Un calo di luminosità e le stime delle dimensioni dell’ombra
Nello studio i ricercatori mostrano come, misurando questo calo di luminosità, sia possibile calcolare una dimensione stimata dell’ombra all’interno di un buco nero, ovvero quel luogo oscuro da cui non riesce a fuggire nemmeno la luce.
Come spiega il primo autore dello studio, Jordy Davelaar, post-dottorato alla Columbia e al Center for Computational Astrophysics del Flatiron Institute, a differenza della tecnica usata per realizzare l’immagine del buco nero di M87 nel 2019, con questa nuova “tecnica si misura la luminosità dei buchi neri nel tempo e non è necessario risolvere ogni oggetto nello spazio. Dovrebbe essere possibile trovare questo segnale in molte galassie”.
Potremmo dunque essere vicini a carpire i segreti della più misteriosa e importante caratteristica di un buco nero. Come afferma infatti Zoltan Haiman, professore di fisica alla Columbia e coautore dello studio, “quella macchia scura ci parla delle dimensioni del buco nero, della forma dello spazio-tempo che lo circonda e di come la materia cade nel buco nero vicino al suo orizzonte”.
Capire e conoscere l’ombra dei buchi neri, potrebbe persino essere la chiave per svelare la vera natura della gravità. La teoria della gravità di Einstein, ovvero la teoria della relatività generale, prevede infatti le dimensioni dei buchi neri.
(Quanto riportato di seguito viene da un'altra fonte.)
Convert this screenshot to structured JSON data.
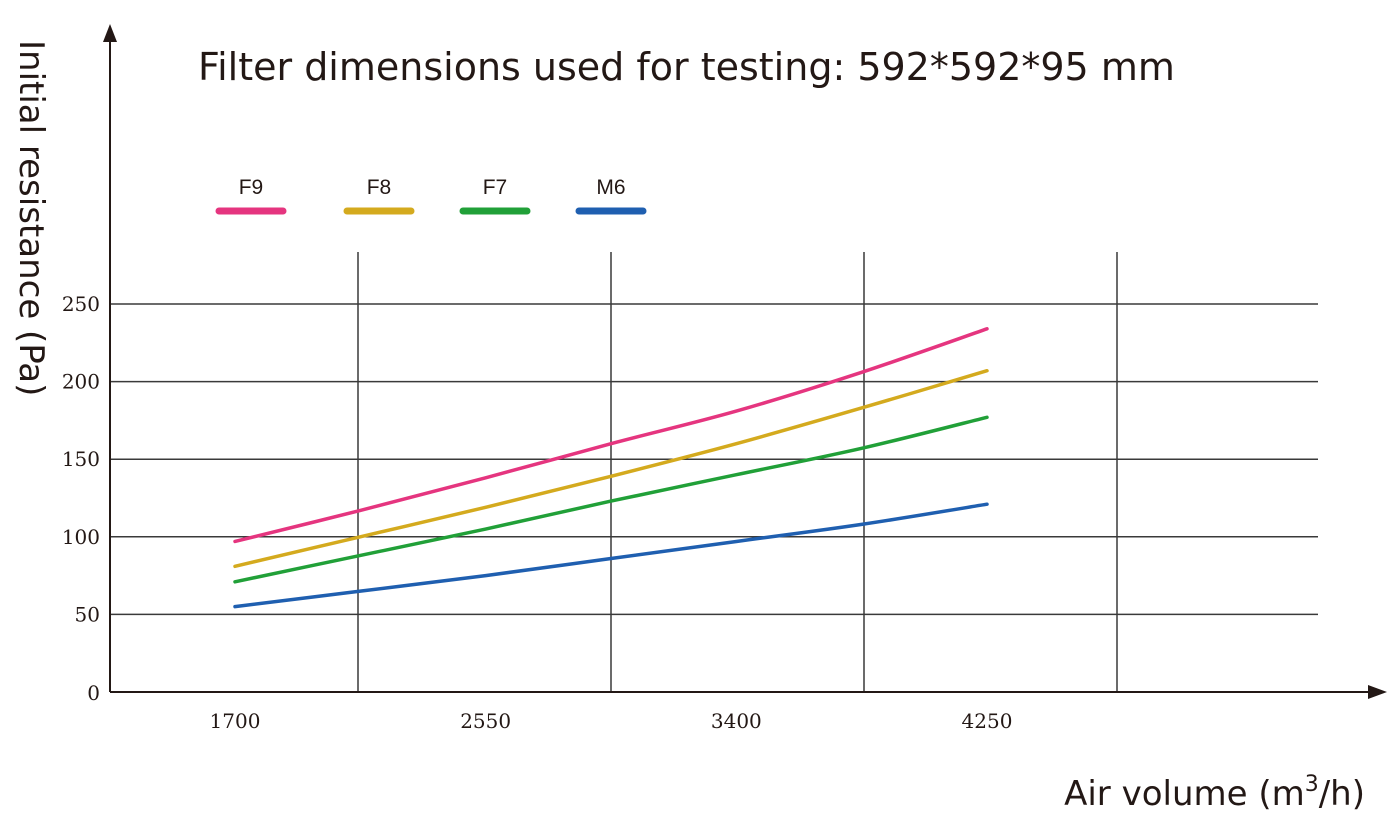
{
  "chart_data": {
    "type": "line",
    "title": "Filter dimensions used for testing: 592*592*95 mm",
    "ylabel": "Initial resistance (Pa)",
    "xlabel": "Air volume (m³/h)",
    "xlabel_main": "Air volume (m",
    "xlabel_sup": "3",
    "xlabel_end": "/h)",
    "x_ticks": [
      "1700",
      "2550",
      "3400",
      "4250"
    ],
    "y_ticks": [
      "0",
      "50",
      "100",
      "150",
      "200",
      "250"
    ],
    "ylim": [
      0,
      250
    ],
    "grid": true,
    "legend_position": "top-left",
    "series": [
      {
        "name": "F9",
        "color": "#e5357f",
        "x": [
          1700,
          2125,
          2550,
          2975,
          3400,
          3825,
          4250
        ],
        "y": [
          97,
          117,
          138,
          160,
          181,
          206,
          234
        ]
      },
      {
        "name": "F8",
        "color": "#d4aa1e",
        "x": [
          1700,
          2125,
          2550,
          2975,
          3400,
          3825,
          4250
        ],
        "y": [
          81,
          100,
          119,
          139,
          160,
          183,
          207
        ]
      },
      {
        "name": "F7",
        "color": "#21a038",
        "x": [
          1700,
          2125,
          2550,
          2975,
          3400,
          3825,
          4250
        ],
        "y": [
          71,
          88,
          105,
          123,
          140,
          157,
          177
        ]
      },
      {
        "name": "M6",
        "color": "#1f5fb0",
        "x": [
          1700,
          2125,
          2550,
          2975,
          3400,
          3825,
          4250
        ],
        "y": [
          55,
          65,
          75,
          86,
          97,
          108,
          121
        ]
      }
    ]
  }
}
Misurare quindi le vere dimensioni di un buco nero, potrebbe confutare la teoria di Einstein.
La coppia di buchi neri di Spikey
Nel loro studio su questa teoria, i due ricercatori si sono concentrati su due buchi neri in collisione al centro di una galassia lontana nell’universo primordiale, denominata “Spikey”. Grazie alle osservazioni del telescopio spaziale Kepler della NASA è stato infatti possibile rilevare i bagliori di ciò che Haiman e i suoi colleghi ritengono essere una coppia di buchi neri in fusione.
Osservando la coppia di buchi neri e i picchi di luminosità innescati dai due buchi neri che si ingrandiscono a vicenda ad ogni rotazione completa tramite l’effetto di lente gravitazionale, Haiman e Davelaar sono rimasti sorpresi nell’osservare invece un inaspettato, ma periodico, calo di luminosità ogni volta che un buco nero orbitava di fronte all’altro nei loro modelli del sistema. All’inizio pensavano si trattasse di un errore di codifica del modello, ma i loro ulteriori controlli li hanno portati a fidarsi di quanto osservato nel modello.
Nel tentativo di spiegare questo inaspettato comportamento, i due ricercatori si sono resi conto che i cali di luminosità dipendevano molto da quanto tempo impiegava un buco nero per passare davanti all’ombra del buco nero più lontano rispetto all’osservatore.
Verso un metodo per misurare l’ombra di un buco nero
Questo potrebbe significare che potremmo avere una sorta di metodo del transito che ci permetterebbe di misurare l’effettiva dimensione di un buco nero senza il suo orizzonte degli eventi. Ma prima che ciò sia possibile, è necessario confermare che l’oggetto delle osservazioni della ricerca nella galassia remota, siano effettivamente di buchi neri in fusione. Al momento dunque, il team di ricerca è a lavoro per cercare tra i dati di Kepler qualcosa che confermi il tutto.
Se le osservazioni saranno verificate, questa nuova tecnica potrebbe essere applicata ad alcune altre sospette coppie di buchi neri supermassicci in fusione tra i circa 150 che sono stati individuati finora e sono in attesa di conferma.